En octobre dernier, la société a inauguré son site de production à Forest, en Belgique, « la plus grande chaîne de production de myco-matériaux d’Europe », précise le CEO. « D’une surface de 1400 mètres carrés, ce site permettra de réutiliser chaque mois 10 tonnes de déchets organiques secs (sciure, copeaux, paille) pour produire à terme 100 mètres cubes d’emballages circulaires et biodégradables », indique la société. Cette usine, qui a représenté un investissement de 2,5 M€, a bénéficié d’un financement européen de 2 M€. Quelques mois plus tôt, la société avait levé 1,75 M€, ouvrant son capital à cette occasion, à deux nouveaux actionnaires : Après-demain SA (société familiale suisse fondée par l'entrepreneur Thierry Mauvernay) et finance&invest.brussels, la société anonyme d’intérêt public de la Région bruxelloise.

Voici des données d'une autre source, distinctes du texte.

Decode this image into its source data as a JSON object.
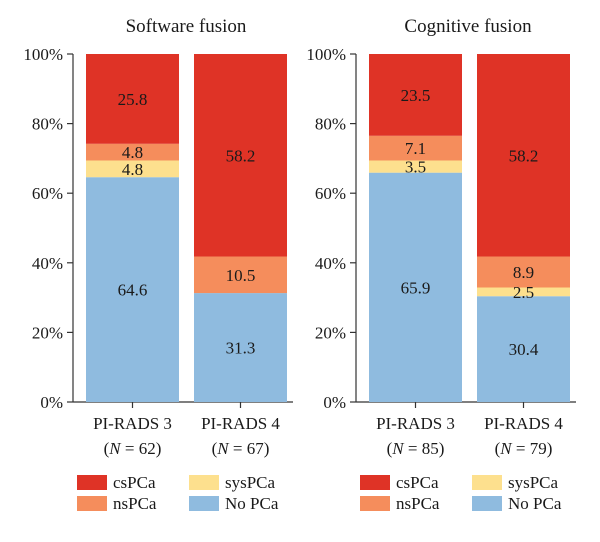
{
  "chart_data": [
    {
      "type": "bar",
      "stacked": true,
      "title": "Software fusion",
      "ylim": [
        0,
        100
      ],
      "yticks": [
        "0%",
        "20%",
        "40%",
        "60%",
        "80%",
        "100%"
      ],
      "categories": [
        {
          "line1": "PI-RADS 3",
          "line2_var": "N",
          "line2_rest": " = 62)"
        },
        {
          "line1": "PI-RADS 4",
          "line2_var": "N",
          "line2_rest": " = 67)"
        }
      ],
      "series": [
        {
          "name": "No PCa",
          "color": "#8fbbdf",
          "values": [
            64.6,
            31.3
          ],
          "labels": [
            "64.6",
            "31.3"
          ]
        },
        {
          "name": "sysPCa",
          "color": "#fde08e",
          "values": [
            4.8,
            0
          ],
          "labels": [
            "4.8",
            ""
          ]
        },
        {
          "name": "nsPCa",
          "color": "#f58d5c",
          "values": [
            4.8,
            10.5
          ],
          "labels": [
            "4.8",
            "10.5"
          ]
        },
        {
          "name": "csPCa",
          "color": "#df3326",
          "values": [
            25.8,
            58.2
          ],
          "labels": [
            "25.8",
            "58.2"
          ]
        }
      ]
    },
    {
      "type": "bar",
      "stacked": true,
      "title": "Cognitive fusion",
      "ylim": [
        0,
        100
      ],
      "yticks": [
        "0%",
        "20%",
        "40%",
        "60%",
        "80%",
        "100%"
      ],
      "categories": [
        {
          "line1": "PI-RADS 3",
          "line2_var": "N",
          "line2_rest": " = 85)"
        },
        {
          "line1": "PI-RADS 4",
          "line2_var": "N",
          "line2_rest": " = 79)"
        }
      ],
      "series": [
        {
          "name": "No PCa",
          "color": "#8fbbdf",
          "values": [
            65.9,
            30.4
          ],
          "labels": [
            "65.9",
            "30.4"
          ]
        },
        {
          "name": "sysPCa",
          "color": "#fde08e",
          "values": [
            3.5,
            2.5
          ],
          "labels": [
            "3.5",
            "2.5"
          ]
        },
        {
          "name": "nsPCa",
          "color": "#f58d5c",
          "values": [
            7.1,
            8.9
          ],
          "labels": [
            "7.1",
            "8.9"
          ]
        },
        {
          "name": "csPCa",
          "color": "#df3326",
          "values": [
            23.5,
            58.2
          ],
          "labels": [
            "23.5",
            "58.2"
          ]
        }
      ]
    }
  ],
  "legend": [
    {
      "name": "csPCa",
      "color": "#df3326"
    },
    {
      "name": "sysPCa",
      "color": "#fde08e"
    },
    {
      "name": "nsPCa",
      "color": "#f58d5c"
    },
    {
      "name": "No PCa",
      "color": "#8fbbdf"
    }
  ]
}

« Notre prochain objectif vise à trouver des partenaires commerciaux locaux, au Benelux et en France notamment, pour vendre nos emballages circulaires et biodégradables. Notre objectif est de remplacer le plus possible le polystyrène », ajoute Julien Jacquet. Ce dernier vise un chiffre d’affaires de 3 M€ à trois ans sur cette activité de myco-matériaux.